Author + information
Patient initials or identifier number
Relevant clinical history and physical exam
A patient is a known case of Type 2 Diabetes Mellitus, Hypertension presented with C/O pain in left foot with non healing ulcer with severe rest pain and diminished peripheral pulse (Ant. Tibial Art.)
ECG-Sinus Rhythm, ST-T Changes in V2-V4
ECHO-Hypokinetic Anterior Wall, LVEF-50%
Relevant test results prior to catheterization
CT Peripheral Angiography
Complete occlusion of right superficial femoral artery at it’s origin with distal superficial femoral artery reformed by collaterals. Complete occlusion of left proximal superficial femoral artery at it’s origin with distal superficial femoral artery reformed by collaterals.
Relevant catheterization findings
Common Iliac Artery-Multiple minor plaque
External Iliac Artery-Minor plaque present
Common Femoral Artery-Minor plaque present
Superficial Femoral Artery-Occluded shortly after origin.
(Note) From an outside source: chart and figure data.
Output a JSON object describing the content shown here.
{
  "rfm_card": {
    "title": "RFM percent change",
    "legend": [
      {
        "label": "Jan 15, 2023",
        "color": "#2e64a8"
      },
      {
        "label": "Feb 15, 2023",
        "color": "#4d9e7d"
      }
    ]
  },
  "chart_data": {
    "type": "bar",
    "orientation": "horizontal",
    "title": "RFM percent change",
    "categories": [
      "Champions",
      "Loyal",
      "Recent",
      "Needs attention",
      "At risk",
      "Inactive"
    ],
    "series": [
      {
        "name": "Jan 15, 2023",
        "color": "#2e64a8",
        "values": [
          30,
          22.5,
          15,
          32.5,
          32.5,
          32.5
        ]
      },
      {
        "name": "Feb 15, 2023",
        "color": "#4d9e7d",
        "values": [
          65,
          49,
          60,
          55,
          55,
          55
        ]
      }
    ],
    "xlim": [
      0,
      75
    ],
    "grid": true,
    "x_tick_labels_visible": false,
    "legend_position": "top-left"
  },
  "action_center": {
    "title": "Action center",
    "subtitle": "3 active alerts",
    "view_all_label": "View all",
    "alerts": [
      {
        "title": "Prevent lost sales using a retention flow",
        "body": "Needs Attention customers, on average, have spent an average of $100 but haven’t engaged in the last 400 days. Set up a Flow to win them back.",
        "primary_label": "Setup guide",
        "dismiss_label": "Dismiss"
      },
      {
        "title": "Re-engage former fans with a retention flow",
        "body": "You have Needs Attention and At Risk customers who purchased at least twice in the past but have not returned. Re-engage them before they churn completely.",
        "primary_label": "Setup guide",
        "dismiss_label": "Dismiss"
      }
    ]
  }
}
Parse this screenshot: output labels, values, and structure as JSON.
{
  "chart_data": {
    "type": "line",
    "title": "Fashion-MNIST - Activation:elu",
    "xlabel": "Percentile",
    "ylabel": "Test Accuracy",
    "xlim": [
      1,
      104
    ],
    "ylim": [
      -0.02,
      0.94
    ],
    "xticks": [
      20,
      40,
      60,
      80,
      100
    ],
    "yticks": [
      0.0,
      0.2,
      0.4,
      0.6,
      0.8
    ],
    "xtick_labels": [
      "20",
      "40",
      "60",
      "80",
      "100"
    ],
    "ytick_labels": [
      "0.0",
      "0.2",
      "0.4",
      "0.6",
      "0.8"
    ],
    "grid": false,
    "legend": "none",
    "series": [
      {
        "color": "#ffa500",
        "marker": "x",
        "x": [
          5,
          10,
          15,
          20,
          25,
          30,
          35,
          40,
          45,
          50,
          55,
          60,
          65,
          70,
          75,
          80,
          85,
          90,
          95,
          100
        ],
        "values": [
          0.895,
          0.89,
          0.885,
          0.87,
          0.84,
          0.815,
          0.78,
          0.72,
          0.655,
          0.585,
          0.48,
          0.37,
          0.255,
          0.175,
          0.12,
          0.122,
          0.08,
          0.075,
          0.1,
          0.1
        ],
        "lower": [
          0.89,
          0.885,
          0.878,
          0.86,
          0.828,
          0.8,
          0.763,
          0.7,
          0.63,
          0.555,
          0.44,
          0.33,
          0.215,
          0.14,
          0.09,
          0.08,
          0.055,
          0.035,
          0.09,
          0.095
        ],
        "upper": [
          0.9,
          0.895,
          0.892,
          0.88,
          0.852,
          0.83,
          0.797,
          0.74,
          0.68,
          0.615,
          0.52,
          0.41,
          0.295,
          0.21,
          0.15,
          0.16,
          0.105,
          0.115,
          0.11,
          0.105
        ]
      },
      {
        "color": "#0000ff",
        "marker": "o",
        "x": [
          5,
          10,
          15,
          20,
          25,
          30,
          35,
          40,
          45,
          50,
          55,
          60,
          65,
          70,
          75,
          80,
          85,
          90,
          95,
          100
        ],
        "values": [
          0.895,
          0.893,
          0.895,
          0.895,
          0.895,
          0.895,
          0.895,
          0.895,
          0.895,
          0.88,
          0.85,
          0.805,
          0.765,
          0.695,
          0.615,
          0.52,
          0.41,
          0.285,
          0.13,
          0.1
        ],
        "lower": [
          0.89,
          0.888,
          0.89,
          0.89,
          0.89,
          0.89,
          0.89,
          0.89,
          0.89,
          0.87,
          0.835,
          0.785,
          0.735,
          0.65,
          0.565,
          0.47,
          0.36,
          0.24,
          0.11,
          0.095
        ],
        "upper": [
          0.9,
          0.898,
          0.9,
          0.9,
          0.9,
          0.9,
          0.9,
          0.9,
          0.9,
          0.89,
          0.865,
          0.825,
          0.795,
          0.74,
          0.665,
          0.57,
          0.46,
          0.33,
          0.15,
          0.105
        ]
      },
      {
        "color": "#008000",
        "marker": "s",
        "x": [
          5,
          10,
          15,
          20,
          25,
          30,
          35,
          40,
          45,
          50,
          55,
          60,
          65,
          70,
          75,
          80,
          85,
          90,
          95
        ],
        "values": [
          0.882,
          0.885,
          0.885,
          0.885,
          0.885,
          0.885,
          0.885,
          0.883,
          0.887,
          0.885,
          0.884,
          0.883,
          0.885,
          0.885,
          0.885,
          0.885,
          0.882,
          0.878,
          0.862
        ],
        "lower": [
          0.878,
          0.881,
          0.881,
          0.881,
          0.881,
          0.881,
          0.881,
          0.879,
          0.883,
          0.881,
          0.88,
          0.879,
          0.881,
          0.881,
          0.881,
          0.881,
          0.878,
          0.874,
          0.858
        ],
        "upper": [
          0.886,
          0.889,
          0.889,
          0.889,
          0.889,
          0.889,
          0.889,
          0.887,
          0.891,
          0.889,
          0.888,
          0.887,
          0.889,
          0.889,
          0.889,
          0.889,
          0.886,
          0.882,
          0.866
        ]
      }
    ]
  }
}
It is being reformed in lower of femur through collaterals
Common Iliac Artery-30% stenosis present
External Iliac Artery-minor plaque present
Common Femoral Artery-minor plaque present
Superficial Femoral Artery-Occluded in mid thigh
It is being reformed over the femoral condyles through collaterals.
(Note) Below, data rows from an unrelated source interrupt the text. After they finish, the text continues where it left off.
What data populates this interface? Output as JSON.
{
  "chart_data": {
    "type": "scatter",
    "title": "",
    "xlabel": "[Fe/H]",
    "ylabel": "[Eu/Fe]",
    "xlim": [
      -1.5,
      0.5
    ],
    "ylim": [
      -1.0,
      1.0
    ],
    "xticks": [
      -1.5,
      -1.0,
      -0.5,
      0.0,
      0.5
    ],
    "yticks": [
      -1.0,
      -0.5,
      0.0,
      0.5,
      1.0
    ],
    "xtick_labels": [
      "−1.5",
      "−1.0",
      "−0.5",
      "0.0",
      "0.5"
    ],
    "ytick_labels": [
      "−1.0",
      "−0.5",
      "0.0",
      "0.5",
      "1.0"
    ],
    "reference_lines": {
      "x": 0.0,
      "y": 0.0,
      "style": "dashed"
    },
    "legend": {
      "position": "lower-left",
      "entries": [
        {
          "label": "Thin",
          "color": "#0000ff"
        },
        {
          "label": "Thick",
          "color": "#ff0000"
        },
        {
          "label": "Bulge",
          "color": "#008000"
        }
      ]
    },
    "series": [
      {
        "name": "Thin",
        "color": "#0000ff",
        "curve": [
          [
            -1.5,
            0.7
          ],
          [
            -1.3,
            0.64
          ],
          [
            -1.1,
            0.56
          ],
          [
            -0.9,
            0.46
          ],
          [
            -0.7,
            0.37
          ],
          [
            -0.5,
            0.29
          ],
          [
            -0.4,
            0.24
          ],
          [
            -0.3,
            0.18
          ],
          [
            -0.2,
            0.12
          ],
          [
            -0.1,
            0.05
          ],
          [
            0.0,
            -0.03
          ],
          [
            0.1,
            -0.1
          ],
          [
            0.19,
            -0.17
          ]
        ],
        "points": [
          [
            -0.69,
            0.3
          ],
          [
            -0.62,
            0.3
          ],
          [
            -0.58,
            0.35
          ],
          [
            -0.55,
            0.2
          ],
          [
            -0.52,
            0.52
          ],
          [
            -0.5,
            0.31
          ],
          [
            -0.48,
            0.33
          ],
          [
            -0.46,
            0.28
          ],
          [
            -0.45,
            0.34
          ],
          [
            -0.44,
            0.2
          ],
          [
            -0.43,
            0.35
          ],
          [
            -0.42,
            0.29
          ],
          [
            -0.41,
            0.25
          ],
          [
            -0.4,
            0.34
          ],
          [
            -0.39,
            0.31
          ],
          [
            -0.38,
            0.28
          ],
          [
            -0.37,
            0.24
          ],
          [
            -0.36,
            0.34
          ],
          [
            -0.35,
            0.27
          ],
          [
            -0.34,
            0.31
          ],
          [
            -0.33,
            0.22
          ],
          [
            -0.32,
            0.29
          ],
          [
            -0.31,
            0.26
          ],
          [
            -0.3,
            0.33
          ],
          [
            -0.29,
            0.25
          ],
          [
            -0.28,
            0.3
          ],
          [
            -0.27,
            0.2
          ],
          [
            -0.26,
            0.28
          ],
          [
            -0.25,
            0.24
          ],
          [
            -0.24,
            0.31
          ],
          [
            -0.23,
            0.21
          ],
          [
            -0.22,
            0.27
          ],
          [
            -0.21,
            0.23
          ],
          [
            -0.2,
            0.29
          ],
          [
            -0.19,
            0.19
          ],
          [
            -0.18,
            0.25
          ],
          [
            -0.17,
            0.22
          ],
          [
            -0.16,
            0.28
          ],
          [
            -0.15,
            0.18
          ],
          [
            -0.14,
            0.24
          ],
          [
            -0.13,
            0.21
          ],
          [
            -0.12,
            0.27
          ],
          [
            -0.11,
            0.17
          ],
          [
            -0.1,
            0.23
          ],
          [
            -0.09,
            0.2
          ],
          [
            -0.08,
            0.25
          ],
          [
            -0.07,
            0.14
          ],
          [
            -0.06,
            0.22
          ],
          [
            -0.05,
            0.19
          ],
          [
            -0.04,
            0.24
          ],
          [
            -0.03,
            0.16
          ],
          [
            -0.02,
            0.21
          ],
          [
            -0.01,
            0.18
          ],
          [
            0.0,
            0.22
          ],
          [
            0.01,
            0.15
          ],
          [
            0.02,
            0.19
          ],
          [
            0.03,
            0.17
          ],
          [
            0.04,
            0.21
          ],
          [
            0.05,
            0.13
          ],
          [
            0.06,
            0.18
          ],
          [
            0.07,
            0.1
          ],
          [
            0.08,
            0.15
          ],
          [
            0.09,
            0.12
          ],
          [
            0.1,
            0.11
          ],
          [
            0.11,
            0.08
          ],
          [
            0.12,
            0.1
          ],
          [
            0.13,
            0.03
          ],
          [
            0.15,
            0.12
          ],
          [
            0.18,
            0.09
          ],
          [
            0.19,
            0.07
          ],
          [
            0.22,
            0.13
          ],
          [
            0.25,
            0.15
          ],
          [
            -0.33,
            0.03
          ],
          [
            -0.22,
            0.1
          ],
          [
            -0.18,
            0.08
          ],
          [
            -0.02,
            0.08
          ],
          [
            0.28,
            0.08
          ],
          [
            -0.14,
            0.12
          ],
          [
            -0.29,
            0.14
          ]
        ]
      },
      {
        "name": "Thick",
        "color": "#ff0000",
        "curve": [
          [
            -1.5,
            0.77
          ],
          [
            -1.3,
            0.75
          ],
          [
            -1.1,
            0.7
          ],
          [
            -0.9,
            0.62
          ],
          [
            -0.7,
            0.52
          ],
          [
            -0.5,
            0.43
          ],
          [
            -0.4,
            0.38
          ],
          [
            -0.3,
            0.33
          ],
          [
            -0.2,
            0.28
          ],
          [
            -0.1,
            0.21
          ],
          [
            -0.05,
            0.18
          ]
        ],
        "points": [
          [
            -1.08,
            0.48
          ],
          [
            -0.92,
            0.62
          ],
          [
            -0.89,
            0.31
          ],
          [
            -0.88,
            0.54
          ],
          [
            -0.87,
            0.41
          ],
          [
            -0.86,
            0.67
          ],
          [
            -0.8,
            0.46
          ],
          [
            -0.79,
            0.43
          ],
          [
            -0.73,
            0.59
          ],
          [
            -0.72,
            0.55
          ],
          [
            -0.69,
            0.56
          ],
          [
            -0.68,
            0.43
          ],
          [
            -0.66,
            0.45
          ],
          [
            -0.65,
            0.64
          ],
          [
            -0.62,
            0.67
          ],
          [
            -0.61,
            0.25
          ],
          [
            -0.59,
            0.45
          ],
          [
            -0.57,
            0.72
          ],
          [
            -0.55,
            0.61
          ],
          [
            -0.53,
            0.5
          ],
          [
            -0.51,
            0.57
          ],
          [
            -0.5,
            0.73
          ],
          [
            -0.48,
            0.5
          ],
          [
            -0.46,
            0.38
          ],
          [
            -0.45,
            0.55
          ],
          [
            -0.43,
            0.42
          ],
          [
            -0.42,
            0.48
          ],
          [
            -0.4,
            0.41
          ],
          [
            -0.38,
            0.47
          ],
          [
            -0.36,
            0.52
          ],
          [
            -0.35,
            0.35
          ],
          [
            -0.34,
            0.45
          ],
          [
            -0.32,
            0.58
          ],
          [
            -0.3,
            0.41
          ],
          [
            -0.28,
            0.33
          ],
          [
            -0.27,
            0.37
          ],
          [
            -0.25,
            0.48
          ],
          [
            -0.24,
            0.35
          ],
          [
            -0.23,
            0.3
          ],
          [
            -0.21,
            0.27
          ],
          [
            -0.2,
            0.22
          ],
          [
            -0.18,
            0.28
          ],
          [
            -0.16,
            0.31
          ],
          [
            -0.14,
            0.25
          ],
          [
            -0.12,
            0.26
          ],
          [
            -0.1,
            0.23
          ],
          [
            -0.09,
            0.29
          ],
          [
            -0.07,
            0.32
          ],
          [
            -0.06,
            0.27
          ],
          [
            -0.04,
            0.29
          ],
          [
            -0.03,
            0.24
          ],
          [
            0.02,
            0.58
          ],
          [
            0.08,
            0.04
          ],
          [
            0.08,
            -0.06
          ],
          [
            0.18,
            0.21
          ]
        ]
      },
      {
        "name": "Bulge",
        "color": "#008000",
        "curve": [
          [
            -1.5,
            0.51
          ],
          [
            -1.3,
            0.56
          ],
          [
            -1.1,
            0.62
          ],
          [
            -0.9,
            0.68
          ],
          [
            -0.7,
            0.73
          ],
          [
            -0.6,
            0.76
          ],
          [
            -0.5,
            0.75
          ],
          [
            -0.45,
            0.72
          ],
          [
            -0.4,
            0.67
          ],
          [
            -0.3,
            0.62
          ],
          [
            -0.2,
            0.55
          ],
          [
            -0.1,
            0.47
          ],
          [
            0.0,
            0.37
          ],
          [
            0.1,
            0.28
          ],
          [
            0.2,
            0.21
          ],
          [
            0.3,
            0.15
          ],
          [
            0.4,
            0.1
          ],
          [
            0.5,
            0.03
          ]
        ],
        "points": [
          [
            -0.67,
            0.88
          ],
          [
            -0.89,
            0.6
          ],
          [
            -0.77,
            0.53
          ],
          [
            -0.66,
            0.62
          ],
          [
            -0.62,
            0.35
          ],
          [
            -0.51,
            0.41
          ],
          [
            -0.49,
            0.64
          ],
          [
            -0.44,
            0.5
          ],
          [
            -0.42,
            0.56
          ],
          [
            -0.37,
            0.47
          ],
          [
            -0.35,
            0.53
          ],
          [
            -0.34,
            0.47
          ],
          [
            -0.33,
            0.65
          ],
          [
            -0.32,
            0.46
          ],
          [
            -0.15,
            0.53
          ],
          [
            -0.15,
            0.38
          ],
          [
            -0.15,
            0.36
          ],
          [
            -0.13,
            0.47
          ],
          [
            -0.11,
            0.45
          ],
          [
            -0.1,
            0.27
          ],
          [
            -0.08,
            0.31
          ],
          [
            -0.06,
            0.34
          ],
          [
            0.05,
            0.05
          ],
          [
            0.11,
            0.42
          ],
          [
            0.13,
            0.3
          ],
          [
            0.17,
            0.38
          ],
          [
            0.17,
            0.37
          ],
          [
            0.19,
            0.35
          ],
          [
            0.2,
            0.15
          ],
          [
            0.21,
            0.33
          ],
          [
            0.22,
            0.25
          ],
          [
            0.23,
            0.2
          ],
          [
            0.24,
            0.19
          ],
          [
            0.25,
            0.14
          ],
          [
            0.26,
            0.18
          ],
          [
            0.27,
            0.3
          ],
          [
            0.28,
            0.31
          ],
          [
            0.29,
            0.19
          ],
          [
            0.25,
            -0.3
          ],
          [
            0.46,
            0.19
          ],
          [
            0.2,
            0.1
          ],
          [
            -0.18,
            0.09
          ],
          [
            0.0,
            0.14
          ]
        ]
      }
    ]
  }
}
Approach: Right Femoral Artery
Crossing Technique: Mother and Child Catheter technique was adopted to cross the lesion.
Mother catheter: 8F CONTRA 2 guide catheter
Child Catheter: 5F Heartrail catheter
Pilot 150 crossed the lesion & pre dilated with coronary balloon.
Coronary wire was exchanged with 0.018 x 300 cm SV-5 guide wire.
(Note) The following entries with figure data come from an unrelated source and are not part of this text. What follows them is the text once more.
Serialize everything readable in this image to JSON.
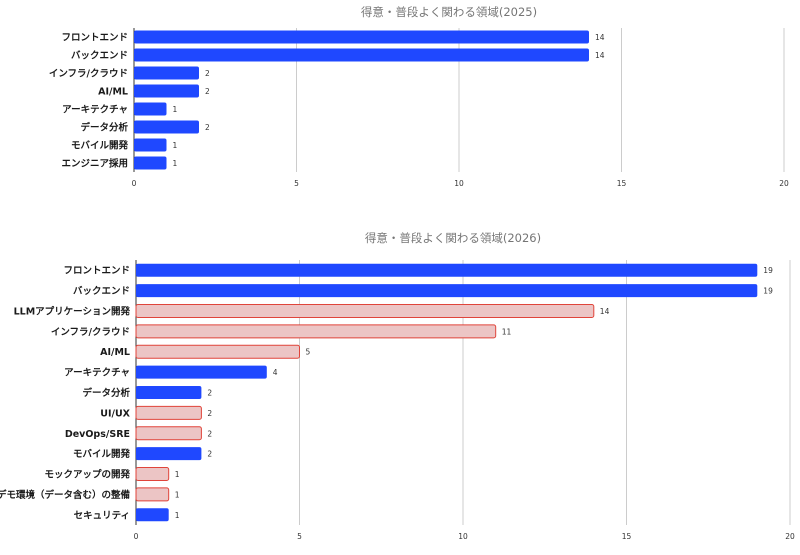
{
  "chart_data": [
    {
      "type": "bar",
      "orientation": "horizontal",
      "title": "得意・普段よく関わる領域(2025)",
      "categories": [
        "フロントエンド",
        "バックエンド",
        "インフラ/クラウド",
        "AI/ML",
        "アーキテクチャ",
        "データ分析",
        "モバイル開発",
        "エンジニア採用"
      ],
      "values": [
        14,
        14,
        2,
        2,
        1,
        2,
        1,
        1
      ],
      "highlight": [
        false,
        false,
        false,
        false,
        false,
        false,
        false,
        false
      ],
      "xlim": [
        0,
        20
      ],
      "xticks": [
        0,
        5,
        10,
        15,
        20
      ],
      "grid": true,
      "colors": {
        "bar": "#1f48ff",
        "highlight_fill": "#ecc5c5",
        "highlight_stroke": "#e0443a"
      }
    },
    {
      "type": "bar",
      "orientation": "horizontal",
      "title": "得意・普段よく関わる領域(2026)",
      "categories": [
        "フロントエンド",
        "バックエンド",
        "LLMアプリケーション開発",
        "インフラ/クラウド",
        "AI/ML",
        "アーキテクチャ",
        "データ分析",
        "UI/UX",
        "DevOps/SRE",
        "モバイル開発",
        "モックアップの開発",
        "デモ環境（データ含む）の整備",
        "セキュリティ"
      ],
      "values": [
        19,
        19,
        14,
        11,
        5,
        4,
        2,
        2,
        2,
        2,
        1,
        1,
        1
      ],
      "highlight": [
        false,
        false,
        true,
        true,
        true,
        false,
        false,
        true,
        true,
        false,
        true,
        true,
        false
      ],
      "xlim": [
        0,
        20
      ],
      "xticks": [
        0,
        5,
        10,
        15,
        20
      ],
      "grid": true,
      "colors": {
        "bar": "#1f48ff",
        "highlight_fill": "#ecc5c5",
        "highlight_stroke": "#e0443a"
      }
    }
  ]
}
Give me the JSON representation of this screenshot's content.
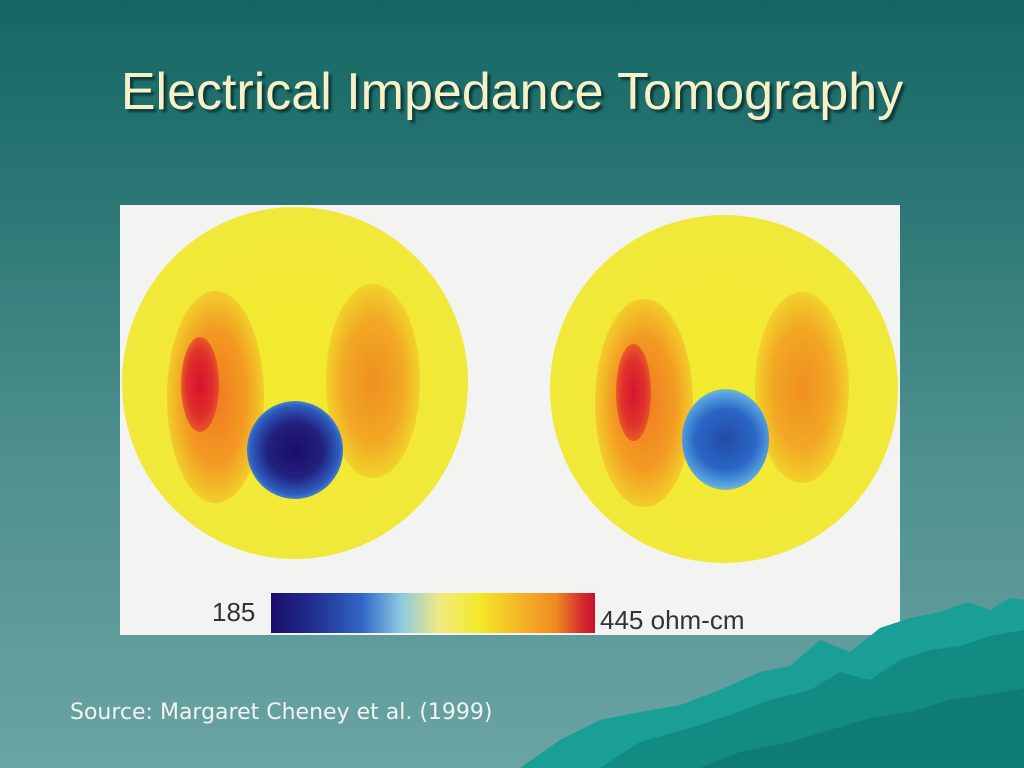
{
  "slide": {
    "title": "Electrical Impedance Tomography",
    "source": "Source: Margaret Cheney et al. (1999)"
  },
  "figure": {
    "colorbar": {
      "min_label": "185",
      "max_label": "445 ohm-cm",
      "colors": [
        "#1a0e6a",
        "#2f66c6",
        "#8cc8e2",
        "#f3e92a",
        "#ef8a22",
        "#c9102c"
      ]
    }
  },
  "colors": {
    "title_text": "#f6f1c9",
    "background_top": "#146664",
    "background_bottom": "#6aa4a3",
    "mountain": "#14988f"
  }
}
Again the lesion was pre dilated with peripheral 6.00 mm balloon.
Entire segment was covered with self expandable stent 6.00 X 150 cm and followed by 7.00 X 150 cm.
Overlapping segment was post dilated with 6.00 mm peripheral balloon.
Extrapolating from principles of coronary revascularization, a symptom driven approach to extensive obstructive peripheral arterial disease may help simplify while avoiding unnecessary complications in non-symtomatic lesions. Peripheral CTO produce gross ischemia for remote circulation if not colateralized properly. However, peripheral CTO revascularization is technically challenging with ample scope of getting perforation or dissection particularly in distal locations. In addition, re stenosis leading to repeat procedures is common particularly in patients having comormid condition.